Impact of genetically engineered fish subject of U of Minnesota study

MINNEAPOLIS / ST. PAUL--Building the capacity of scientists, regulators and environmental leaders in Thailand to evaluate and regulate the environmental safety of genetically engineered organisms is the goal of a four-year, $425,000 grant from the U.S. Agency for International Development (AID) to the Institute for Social, Economic, and Ecological Sustainability (ISEES) at the University of Miinnesota.

The AID grant will support the first scientific research on the effects of introducing tilapia--a fish that is a major food source in the region--that has been genetically engineered for growth enhancement.

The work will evaulate the potential safety or risk to biodiversity from the introduction of the tilapia, large numbers of which are raised in fish farms in the United States and around the world.

According to ISEES Director Anne Kapuscinski, a professor of fisheries and conservation biology and principal investigator for the grant, the Thai government has discouraged several requests to introduce such fish partly on account of the absence of case-specific risk assessment data and insufficient capability to assess and control genetically modified organisms. Tilapia are not native to Thailand, but some have escaped into natural rivers and wetlands and established feral populations.
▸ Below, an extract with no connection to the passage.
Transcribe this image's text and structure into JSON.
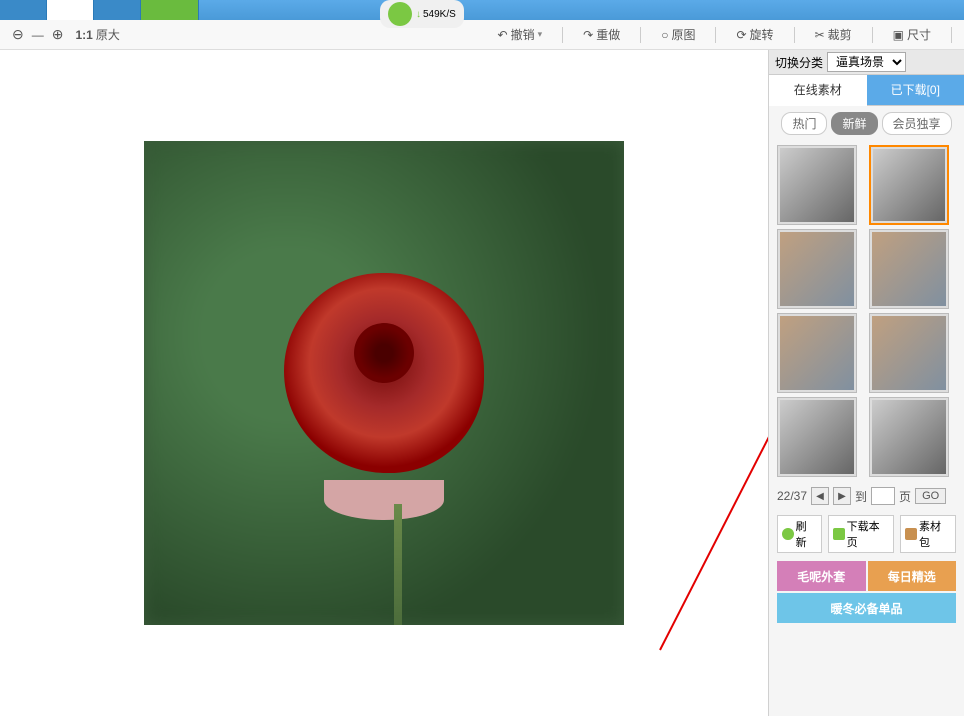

The project will measure the likelihood that genetic material will flow from the introduced genetically modified tilapia to the existing feral populations of the fish. The impact of the introduction on other fish populations will also be evaluated. Another project goal is to help officials in Thailand and neighboring countries increase their skills in science-based risk assessment and safety planning and management of genetically engineered organisms.

"The ISEES program on governance of biotechnology has attracted domestic and international interest," said Kapuscinski. "This AID grant will enhance the international dimension of our biosafety research, graduate training and outreach. Also, we expect the project to enhance Thailand's role as a regional biotechnology and biosafety leader with the capacity to share scientific and regulatory expertise and information with other nations.